Sanktionen gegen Russland Der Westen braucht einen sehr sehr langen Atem

Von Oliver Kohlmaier

4.5.2022

Russland verfügt über riesige Öl- und Gasvorkommen — und sucht bereits neue Absatzmärkte.
Russland verfügt über riesige Öl- und Gasvorkommen — und sucht bereits neue Absatzmärkte.
AP Photo/Dmitry Lovetsky/Keystone (Archivbild)

Mit einem sechsten Sanktionspaket will die EU nachlegen — inklusive Öl-Embargo. Russlands Volkswirtschaft erweist sich jedoch als erstaunlich widerstandsfähig. Das könnte sich bald ändern, sagen Fachleute.

Von Oliver Kohlmaier

4.5.2022

Nach zermürbendem Ringen soll nun mittelfristig kein Öl mehr aus Russland in die EU fliessen. Dass ein Importstopp auch auf Erdgas kommt, wird zudem wahrscheinlicher.

Die Sanktionen gegen Russland waren jedoch schon vor dem sechsten Sanktionpaket ohne Beispiel in der Nachkriegszeit — von wirtschaftlichen Massenvernichtunswaffen war mitunter die Rede.

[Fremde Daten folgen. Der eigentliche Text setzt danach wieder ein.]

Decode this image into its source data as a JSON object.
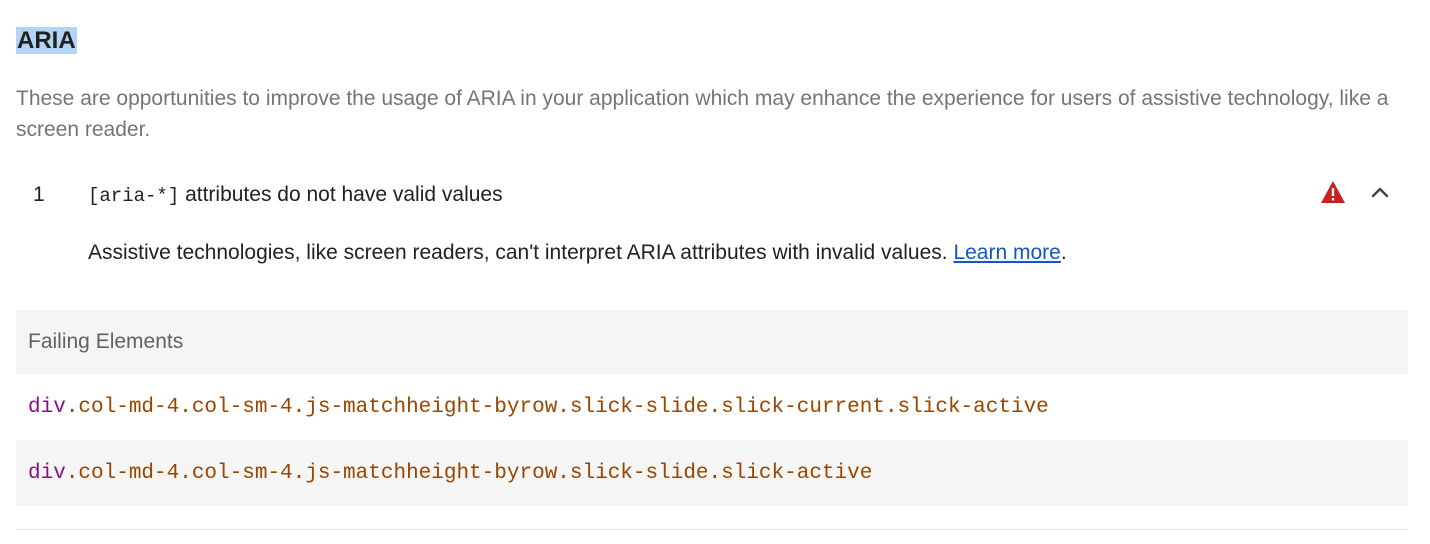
{
  "section": {
    "title": "ARIA",
    "description": "These are opportunities to improve the usage of ARIA in your application which may enhance the experience for users of assistive technology, like a screen reader."
  },
  "audit": {
    "index": "1",
    "title_code": "[aria-*]",
    "title_text": "attributes do not have valid values",
    "status_icon": "warning-triangle-icon",
    "status_color": "#c5221f",
    "expand_icon": "chevron-up-icon",
    "description": "Assistive technologies, like screen readers, can't interpret ARIA attributes with invalid values.",
    "learn_more_label": "Learn more",
    "description_end": "."
  },
  "table": {
    "header": "Failing Elements",
    "rows": [
      {
        "tag": "div",
        "classes": ".col-md-4.col-sm-4.js-matchheight-byrow.slick-slide.slick-current.slick-active"
      },
      {
        "tag": "div",
        "classes": ".col-md-4.col-sm-4.js-matchheight-byrow.slick-slide.slick-active"
      }
    ]
  }
}
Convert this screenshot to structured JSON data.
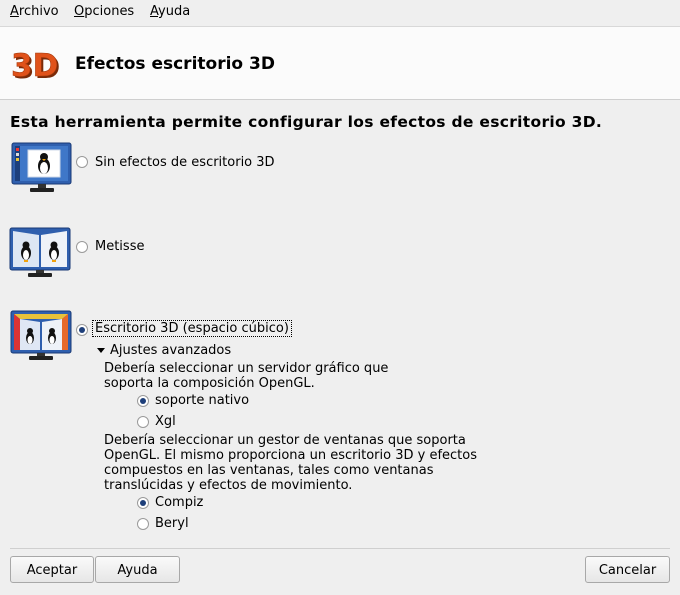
{
  "menu": {
    "items": [
      {
        "label": "Archivo"
      },
      {
        "label": "Opciones"
      },
      {
        "label": "Ayuda"
      }
    ]
  },
  "header": {
    "logo_text": "3D",
    "title": "Efectos escritorio 3D"
  },
  "intro": "Esta herramienta permite configurar los efectos de escritorio 3D.",
  "options": [
    {
      "label": "Sin efectos de escritorio 3D",
      "selected": false,
      "icon": "monitor-single-penguin-icon"
    },
    {
      "label": "Metisse",
      "selected": false,
      "icon": "monitor-two-penguins-icon"
    },
    {
      "label": "Escritorio 3D (espacio cúbico)",
      "selected": true,
      "icon": "monitor-cube-icon"
    }
  ],
  "advanced": {
    "expander_label": "Ajustes avanzados",
    "server_text": "Debería seleccionar un servidor gráfico que soporta la composición OpenGL.",
    "server_options": [
      {
        "label": "soporte nativo",
        "selected": true
      },
      {
        "label": "Xgl",
        "selected": false
      }
    ],
    "wm_text": "Debería seleccionar un gestor de ventanas que soporta OpenGL. El mismo proporciona un escritorio 3D y efectos compuestos en las ventanas, tales como ventanas translúcidas y efectos de movimiento.",
    "wm_options": [
      {
        "label": "Compiz",
        "selected": true
      },
      {
        "label": "Beryl",
        "selected": false
      }
    ]
  },
  "buttons": {
    "ok": "Aceptar",
    "help": "Ayuda",
    "cancel": "Cancelar"
  },
  "colors": {
    "radio_selected": "#1e3f7a",
    "logo": "#e0521a",
    "monitor_blue": "#2f5fae"
  }
}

Bislang jedoch erweist ich die russische Volkswirtschaft als erstaunlich widerstandsfähig. Zwar weisen Fachleute darauf hin, dass die Sanktionen ihre Wirkung erst mit der Zeit voll entfalten. Gleichwohl hat man sich im Westen wohl auch kurzfristig mehr erhofft.

EU-Ölembargo gegen Russland: «Wir müssen es tun»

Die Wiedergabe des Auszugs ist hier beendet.